Children without OCD or ADHD sometimes benefit from medicines that reduce anxiety,
or from medicines called neuroleptics. Neuroleptics are usually used to help prevent
hallucinations in people with a variety of psychiatric conditions. But they can help reduce
Tourette’s symptoms in some people.
• Children with ADHD are sometimes prescribed medicines that stimulate the body’s
nervous system, which helps them to focus and concentrate.
• Children with OCD can sometimes benefit from antidepressants. These drugs are
usually used to treat depression, but they can help reduce the symptoms of OCD and the
anxiety it causes.
All these medications can cause side effects in some children. Your doctor should discuss
these with you carefully. Tell your doctor straight away if your child has any side effects from
his or her medications.
Some parents try alternative medicines for children with Tourette’s. But there is no good
evidence that any of them work.
Tourette’s symptoms tend to wax and wane (come and go, or at least get more or less
severe) over time. If your child has a spell with mild symptoms, your doctor might suggest
reducing his or her medication, and using it more when symptoms are worse.
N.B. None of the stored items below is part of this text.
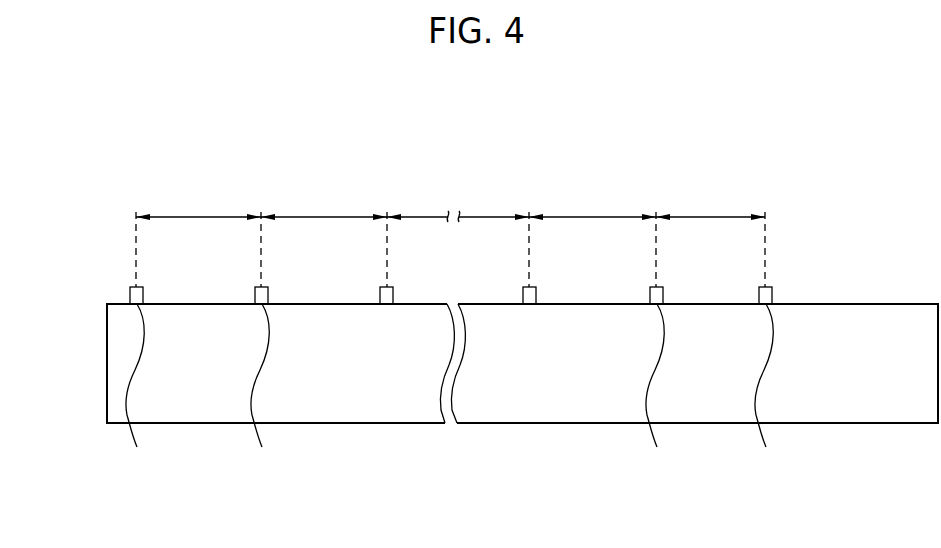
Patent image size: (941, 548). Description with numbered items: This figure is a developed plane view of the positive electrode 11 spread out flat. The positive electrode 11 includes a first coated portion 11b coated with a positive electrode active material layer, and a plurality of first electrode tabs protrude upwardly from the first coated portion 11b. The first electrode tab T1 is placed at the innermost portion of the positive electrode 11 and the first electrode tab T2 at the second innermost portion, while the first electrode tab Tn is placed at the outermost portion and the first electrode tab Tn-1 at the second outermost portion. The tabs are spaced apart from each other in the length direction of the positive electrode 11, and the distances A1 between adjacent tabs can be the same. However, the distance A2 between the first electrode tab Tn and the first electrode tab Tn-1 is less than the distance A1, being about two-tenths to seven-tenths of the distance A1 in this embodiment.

The positive electrode 11 is at (359, 444).
The first coated portion 11b is at (119, 361).
The first electrode tab T1 is at (139, 382).
The first electrode tab T2 is at (264, 382).
The first electrode tab Tn-1 is at (671, 382).
The first electrode tab Tn is at (769, 382).
The distance A1 is at (396, 206).
The distance A2 is at (710, 205).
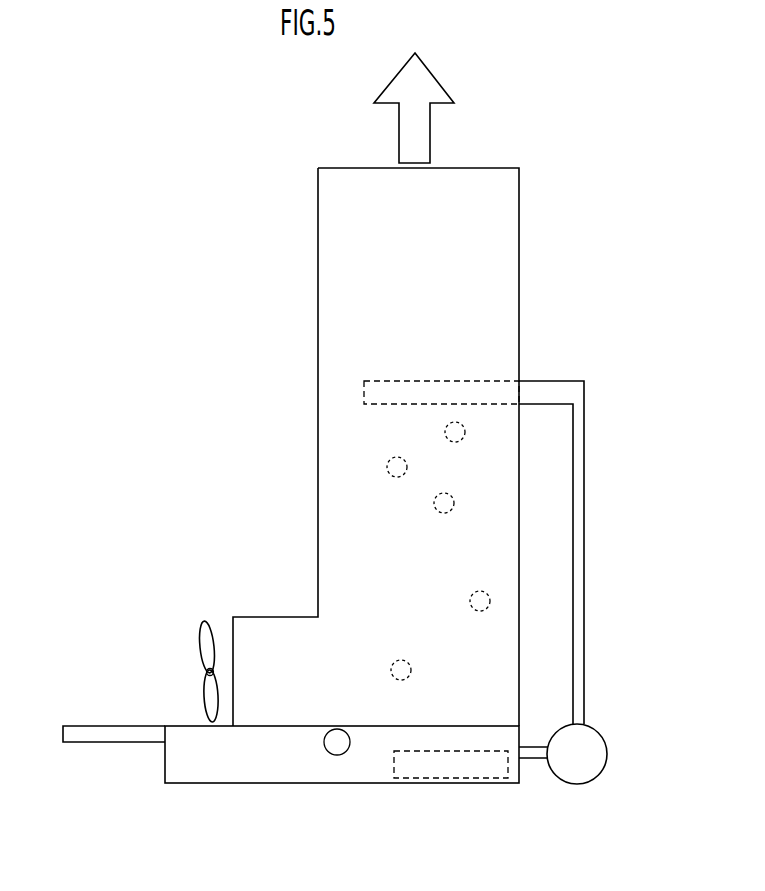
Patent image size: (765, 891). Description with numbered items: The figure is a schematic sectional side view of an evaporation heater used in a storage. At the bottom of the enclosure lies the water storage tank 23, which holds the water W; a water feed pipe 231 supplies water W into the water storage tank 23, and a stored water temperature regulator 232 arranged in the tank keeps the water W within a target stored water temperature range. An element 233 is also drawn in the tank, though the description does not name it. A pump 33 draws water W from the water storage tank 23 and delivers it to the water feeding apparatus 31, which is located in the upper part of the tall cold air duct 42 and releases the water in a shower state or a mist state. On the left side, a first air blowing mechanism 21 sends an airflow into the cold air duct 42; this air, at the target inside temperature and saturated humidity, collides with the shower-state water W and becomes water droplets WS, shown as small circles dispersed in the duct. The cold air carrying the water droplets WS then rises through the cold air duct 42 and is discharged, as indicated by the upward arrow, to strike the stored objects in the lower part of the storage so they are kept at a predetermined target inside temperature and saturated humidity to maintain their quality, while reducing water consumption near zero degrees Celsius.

The first air blowing mechanism 21 is at (197, 635).
The water storage tank 23 is at (220, 783).
The water feed pipe 231 is at (102, 725).
The stored water temperature regulator 232 is at (455, 783).
The inlet 233 is at (338, 755).
The water feeding apparatus 31 is at (364, 391).
The pump 33 is at (596, 728).
The cold air duct 42 is at (318, 540).
The water W is at (303, 763).
The water droplets WS is at (386, 468).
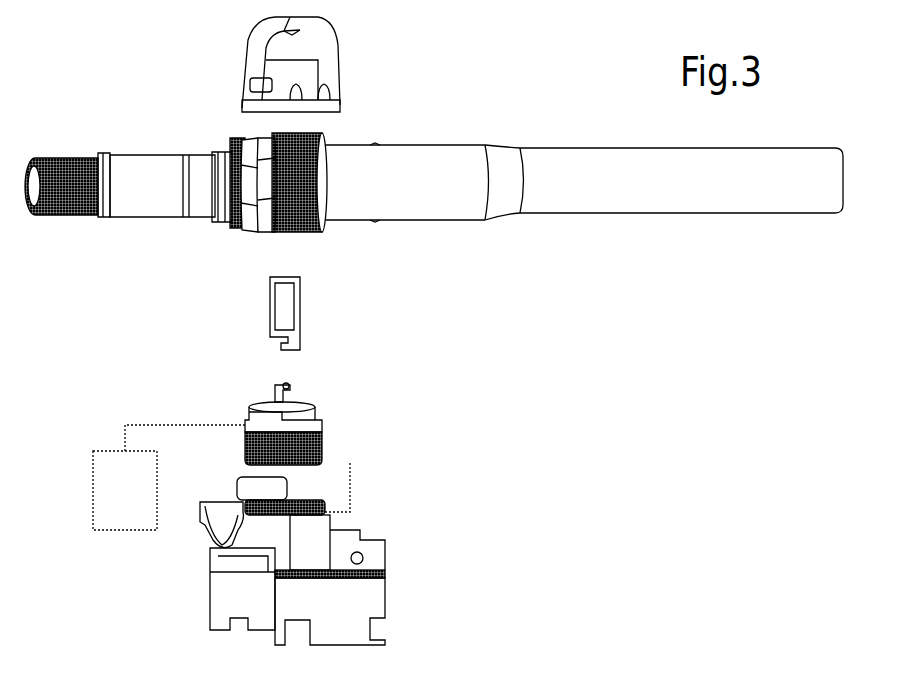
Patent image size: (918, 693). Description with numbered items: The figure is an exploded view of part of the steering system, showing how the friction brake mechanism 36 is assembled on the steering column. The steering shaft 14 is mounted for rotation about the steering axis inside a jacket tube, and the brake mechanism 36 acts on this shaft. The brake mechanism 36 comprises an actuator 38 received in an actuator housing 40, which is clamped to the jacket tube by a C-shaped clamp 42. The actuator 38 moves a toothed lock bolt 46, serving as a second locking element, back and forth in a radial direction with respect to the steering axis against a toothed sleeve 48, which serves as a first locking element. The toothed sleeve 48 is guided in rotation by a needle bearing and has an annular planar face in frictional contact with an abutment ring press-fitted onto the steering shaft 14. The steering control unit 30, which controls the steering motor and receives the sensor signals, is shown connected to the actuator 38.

The steering shaft 14 is at (147, 172).
The steering control unit 30 is at (117, 463).
The friction brake mechanism 36 is at (383, 368).
The actuator 38 is at (325, 447).
The actuator housing 40 is at (365, 588).
The C-shaped clamp 42 is at (322, 47).
The toothed lock bolt 46 is at (272, 315).
The toothed sleeve 48 is at (305, 230).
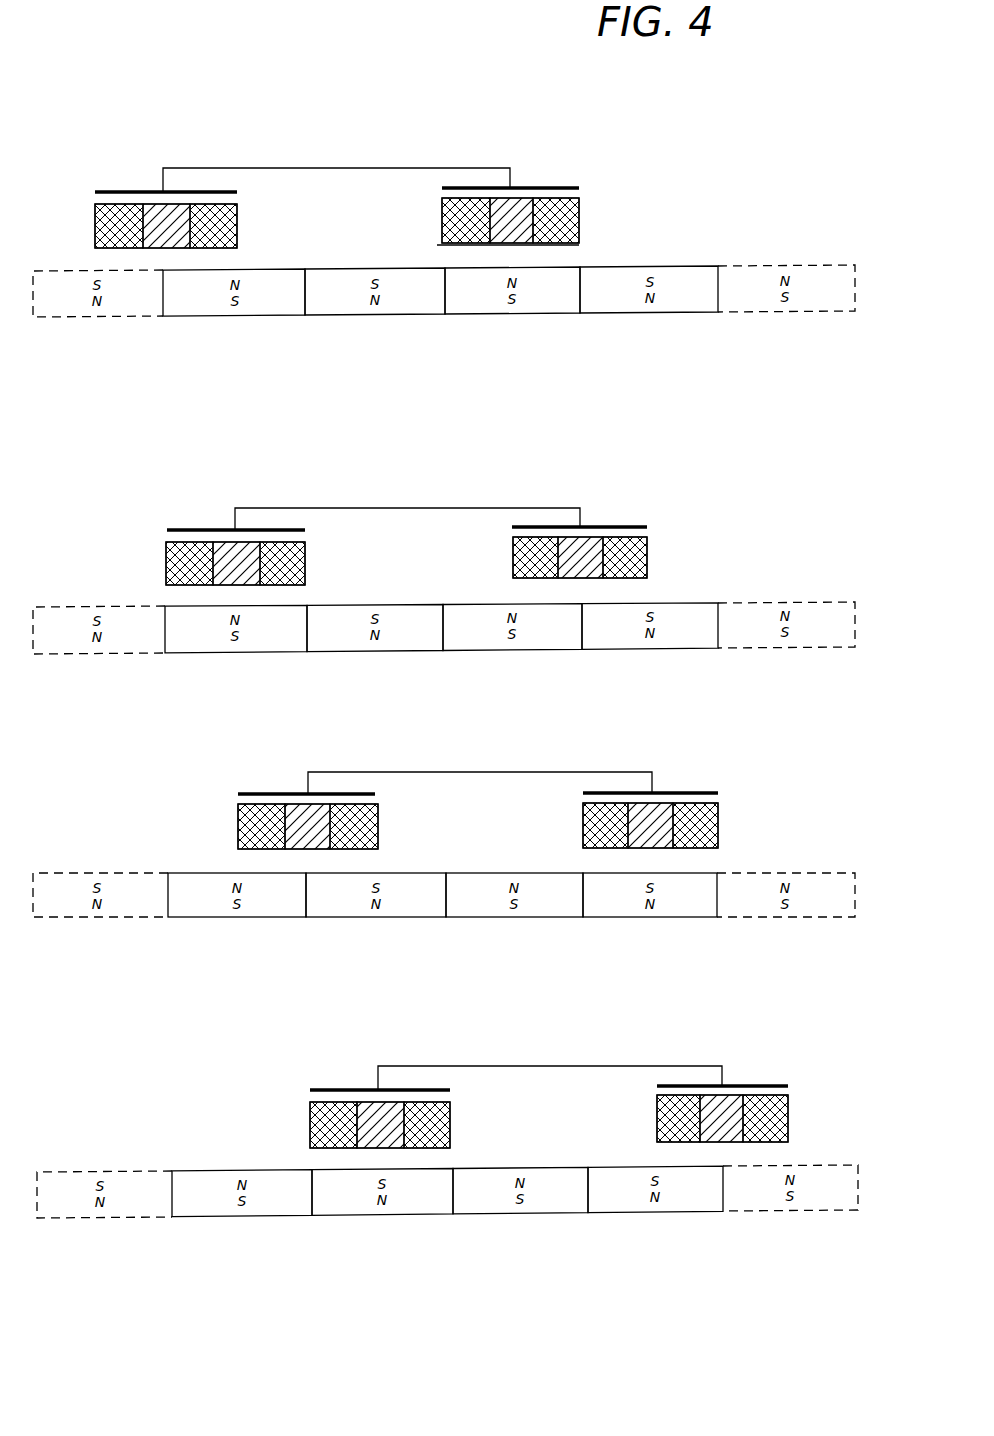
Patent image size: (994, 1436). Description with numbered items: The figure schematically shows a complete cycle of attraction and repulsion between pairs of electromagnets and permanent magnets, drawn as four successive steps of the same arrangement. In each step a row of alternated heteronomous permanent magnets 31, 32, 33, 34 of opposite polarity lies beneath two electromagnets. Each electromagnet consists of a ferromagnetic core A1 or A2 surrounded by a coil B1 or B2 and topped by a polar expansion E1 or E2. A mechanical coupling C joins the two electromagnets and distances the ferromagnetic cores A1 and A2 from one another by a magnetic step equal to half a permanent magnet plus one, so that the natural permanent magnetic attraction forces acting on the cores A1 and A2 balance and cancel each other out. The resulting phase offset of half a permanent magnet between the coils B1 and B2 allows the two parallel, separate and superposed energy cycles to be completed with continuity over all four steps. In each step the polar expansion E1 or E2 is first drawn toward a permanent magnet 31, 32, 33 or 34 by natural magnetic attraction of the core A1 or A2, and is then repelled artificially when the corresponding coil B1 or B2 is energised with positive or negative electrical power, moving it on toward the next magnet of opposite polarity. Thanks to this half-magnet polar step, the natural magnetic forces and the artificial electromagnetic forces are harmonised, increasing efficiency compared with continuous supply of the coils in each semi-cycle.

The permanent magnet 31 is at (210, 317).
The permanent magnet 32 is at (358, 316).
The permanent magnet 33 is at (517, 312).
The permanent magnet 34 is at (663, 311).
The mechanical coupling C is at (317, 168).
The polar expansion E1 is at (133, 191).
The polar expansion E2 is at (472, 185).
The ferromagnetic core A1 is at (163, 217).
The ferromagnetic core A2 is at (512, 208).
The coil B1 is at (253, 606).
The coil B2 is at (648, 639).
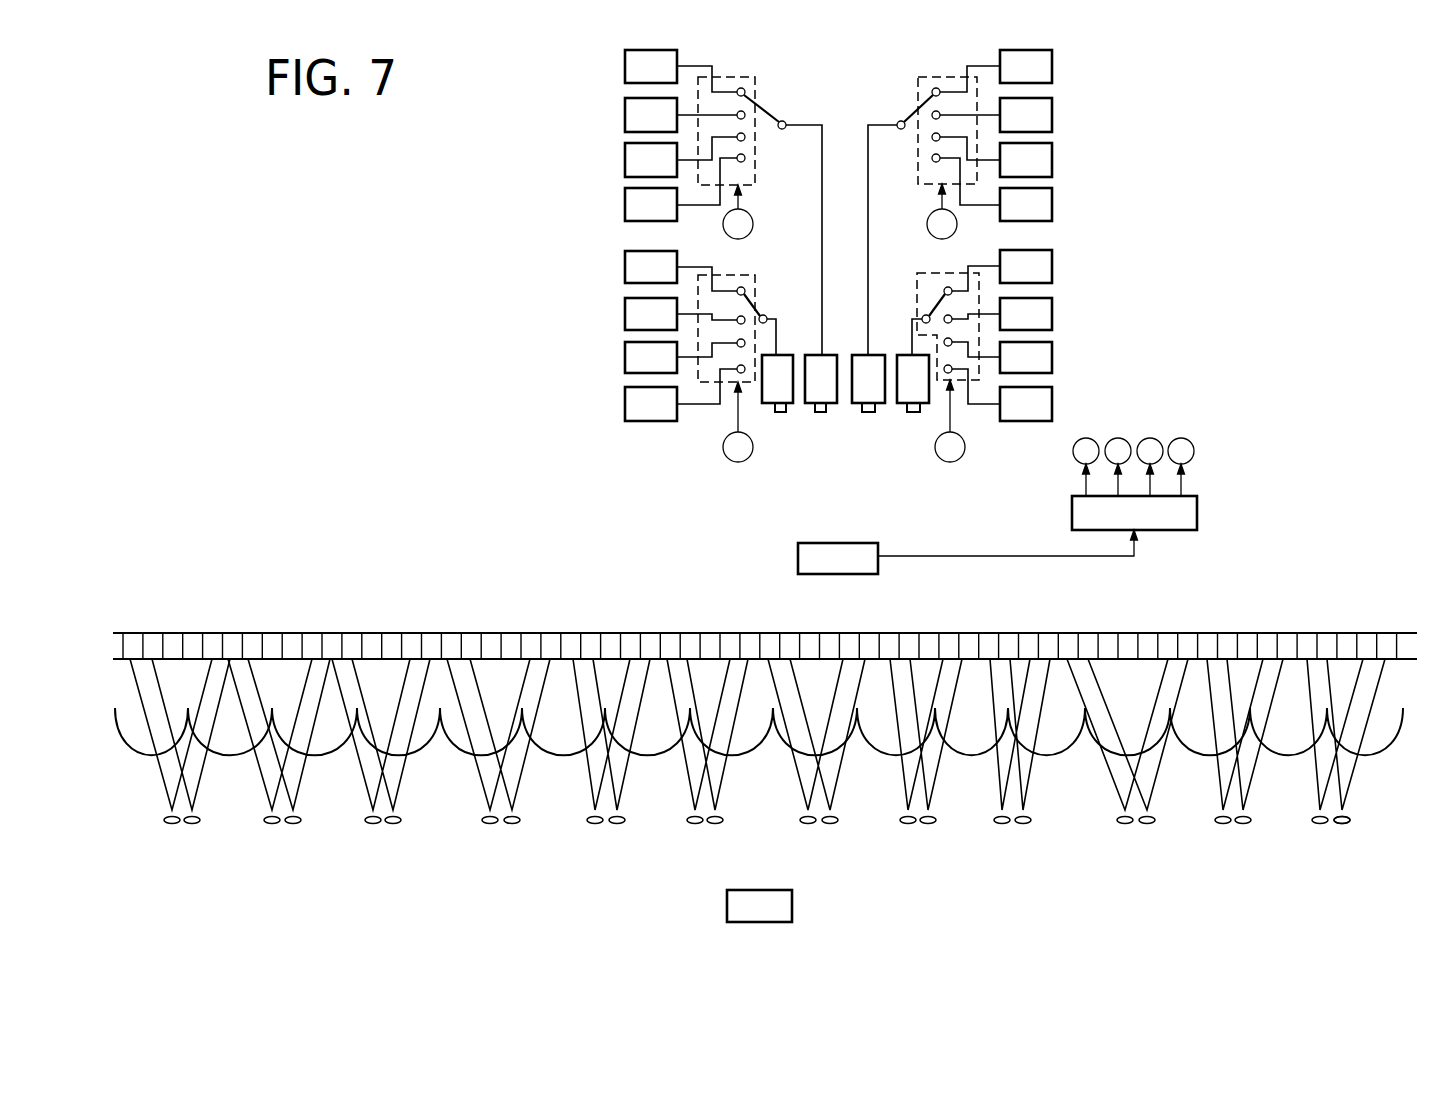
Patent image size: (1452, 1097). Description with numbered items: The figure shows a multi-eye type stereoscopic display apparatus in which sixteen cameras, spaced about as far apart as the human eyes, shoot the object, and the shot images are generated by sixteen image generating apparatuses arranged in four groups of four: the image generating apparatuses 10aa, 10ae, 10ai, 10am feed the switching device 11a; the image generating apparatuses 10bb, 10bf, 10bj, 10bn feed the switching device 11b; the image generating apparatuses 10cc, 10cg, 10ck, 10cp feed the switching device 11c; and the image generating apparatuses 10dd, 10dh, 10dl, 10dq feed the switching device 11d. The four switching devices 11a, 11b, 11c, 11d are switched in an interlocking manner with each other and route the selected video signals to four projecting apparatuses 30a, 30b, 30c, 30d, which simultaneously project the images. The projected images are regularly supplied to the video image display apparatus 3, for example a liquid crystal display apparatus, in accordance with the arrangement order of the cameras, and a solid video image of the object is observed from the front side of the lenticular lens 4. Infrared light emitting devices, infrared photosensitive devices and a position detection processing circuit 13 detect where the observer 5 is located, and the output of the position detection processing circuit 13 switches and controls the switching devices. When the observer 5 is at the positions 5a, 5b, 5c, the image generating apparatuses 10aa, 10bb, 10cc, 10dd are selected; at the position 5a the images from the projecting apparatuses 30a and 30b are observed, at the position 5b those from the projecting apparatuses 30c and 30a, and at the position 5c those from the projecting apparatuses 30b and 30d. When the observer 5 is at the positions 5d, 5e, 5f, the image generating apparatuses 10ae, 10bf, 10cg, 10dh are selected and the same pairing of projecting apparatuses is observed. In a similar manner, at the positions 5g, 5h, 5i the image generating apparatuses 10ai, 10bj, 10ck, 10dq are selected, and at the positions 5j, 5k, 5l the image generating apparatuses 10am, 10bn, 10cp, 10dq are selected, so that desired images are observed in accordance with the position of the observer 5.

The image generating apparatus 10aa is at (625, 66).
The image generating apparatus 10ae is at (625, 115).
The image generating apparatus 10ai is at (625, 160).
The image generating apparatus 10am is at (625, 204).
The image generating apparatus 10bb is at (1052, 66).
The image generating apparatus 10bf is at (1052, 115).
The image generating apparatus 10bj is at (1052, 160).
The image generating apparatus 10bn is at (1052, 204).
The image generating apparatus 10cc is at (625, 267).
The image generating apparatus 10cg is at (625, 314).
The image generating apparatus 10ck is at (625, 357).
The image generating apparatus 10cp is at (625, 404).
The image generating apparatus 10dd is at (1052, 266).
The image generating apparatus 10dh is at (1052, 314).
The image generating apparatus 10dl is at (1052, 357).
The image generating apparatus 10dq is at (1052, 404).
The switching device 11a is at (741, 77).
The switching device 11b is at (932, 77).
The switching device 11c is at (742, 275).
The switching device 11d is at (946, 273).
The projecting apparatus 30a is at (820, 412).
The projecting apparatus 30b is at (868, 412).
The projecting apparatus 30c is at (778, 412).
The projecting apparatus 30d is at (902, 412).
The position detection processing circuit 13 is at (1197, 508).
The video image display apparatus 3 is at (1407, 642).
The lenticular lens 4 is at (1400, 722).
The observer 5 is at (1352, 814).
The observer position 5a is at (279, 761).
The observer position 5b is at (180, 761).
The observer position 5c is at (381, 761).
The observer position 5d is at (611, 761).
The observer position 5e is at (498, 761).
The observer position 5f is at (707, 761).
The observer position 5g is at (926, 761).
The observer position 5h is at (816, 761).
The observer position 5i is at (1020, 761).
The observer position 5j is at (1245, 761).
The observer position 5k is at (1127, 761).
The observer position 5l is at (1346, 761).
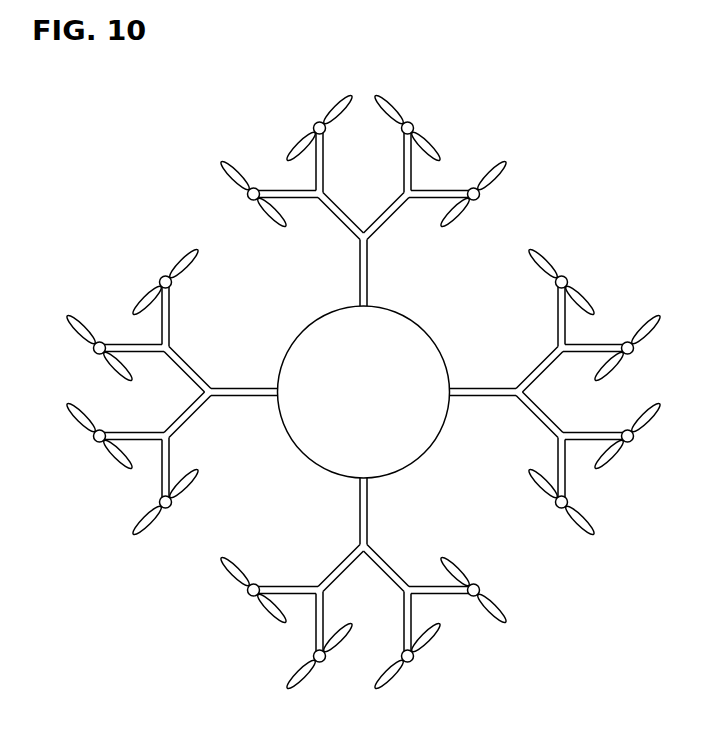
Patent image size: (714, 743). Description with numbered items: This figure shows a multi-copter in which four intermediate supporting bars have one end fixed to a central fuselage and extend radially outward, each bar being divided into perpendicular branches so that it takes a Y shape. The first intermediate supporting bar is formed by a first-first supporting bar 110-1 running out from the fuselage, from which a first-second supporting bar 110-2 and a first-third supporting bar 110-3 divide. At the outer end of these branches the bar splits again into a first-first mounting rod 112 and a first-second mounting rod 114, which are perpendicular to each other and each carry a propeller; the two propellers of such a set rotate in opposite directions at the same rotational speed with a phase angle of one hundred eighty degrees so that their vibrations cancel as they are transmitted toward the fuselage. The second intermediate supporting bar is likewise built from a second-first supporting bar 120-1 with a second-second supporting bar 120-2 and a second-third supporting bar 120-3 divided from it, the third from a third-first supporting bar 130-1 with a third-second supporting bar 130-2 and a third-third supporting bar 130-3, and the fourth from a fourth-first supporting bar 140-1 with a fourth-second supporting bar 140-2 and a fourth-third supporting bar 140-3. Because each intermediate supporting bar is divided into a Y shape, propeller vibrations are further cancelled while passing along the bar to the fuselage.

The first-first supporting bar 110-1 is at (475, 388).
The first-second supporting bar 110-2 is at (545, 366).
The first-third supporting bar 110-3 is at (535, 414).
The first-first mounting rod 112 is at (557, 302).
The first-second mounting rod 114 is at (601, 345).
The second-first supporting bar 120-1 is at (359, 278).
The second-second supporting bar 120-2 is at (336, 216).
The second-third supporting bar 120-3 is at (392, 215).
The third-first supporting bar 130-1 is at (252, 396).
The third-second supporting bar 130-2 is at (217, 350).
The third-third supporting bar 130-3 is at (181, 425).
The fourth-first supporting bar 140-1 is at (359, 500).
The fourth-second supporting bar 140-2 is at (334, 573).
The fourth-third supporting bar 140-3 is at (410, 544).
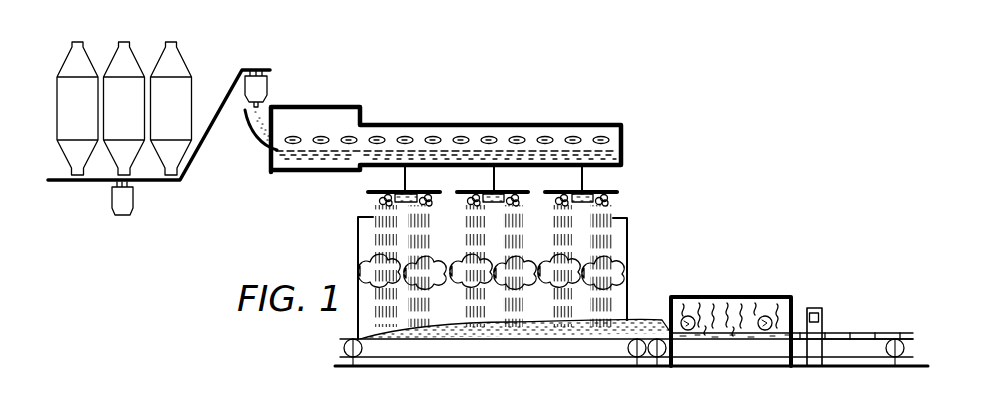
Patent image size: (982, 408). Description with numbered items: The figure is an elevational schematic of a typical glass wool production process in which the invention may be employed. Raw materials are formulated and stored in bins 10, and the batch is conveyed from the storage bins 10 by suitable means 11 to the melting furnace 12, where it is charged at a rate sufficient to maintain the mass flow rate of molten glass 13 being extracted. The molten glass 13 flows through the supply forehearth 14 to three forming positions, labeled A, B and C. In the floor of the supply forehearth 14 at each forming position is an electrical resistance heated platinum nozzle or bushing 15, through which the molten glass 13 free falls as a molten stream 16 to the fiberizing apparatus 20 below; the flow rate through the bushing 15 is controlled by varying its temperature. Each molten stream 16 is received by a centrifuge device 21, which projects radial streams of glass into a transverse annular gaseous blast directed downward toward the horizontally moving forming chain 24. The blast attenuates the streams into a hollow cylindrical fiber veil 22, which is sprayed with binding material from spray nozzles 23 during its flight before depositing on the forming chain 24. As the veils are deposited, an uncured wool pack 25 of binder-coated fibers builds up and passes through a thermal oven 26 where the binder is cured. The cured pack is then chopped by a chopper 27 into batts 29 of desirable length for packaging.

The storage bins 10 is at (198, 40).
The conveying means 11 is at (216, 94).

You should regularly check with your child’s school about how he or she is doing - but you
probably know this anyway.
Teenagers with Tourette’s are more likely than other people their age to suffer from
depression. So this is something to look out for and to talk to your doctor about if it affects
your child.
Adults with Tourette’s can face problems in daily life, such as with further education and
employment. And Tourette’s often goes alongside other mental-health issues, such as
depression, obsessive compulsive disorder (OCD), and attention-deficit hyperactivity disorder
(ADHD).
So if you are an adult with Tourette’s, it’s important to try to get the treatment and help you
need.
There are plenty of support groups for people with Tourette’s syndrome. Your doctor might be
able to direct you to one in your area, or you could look online.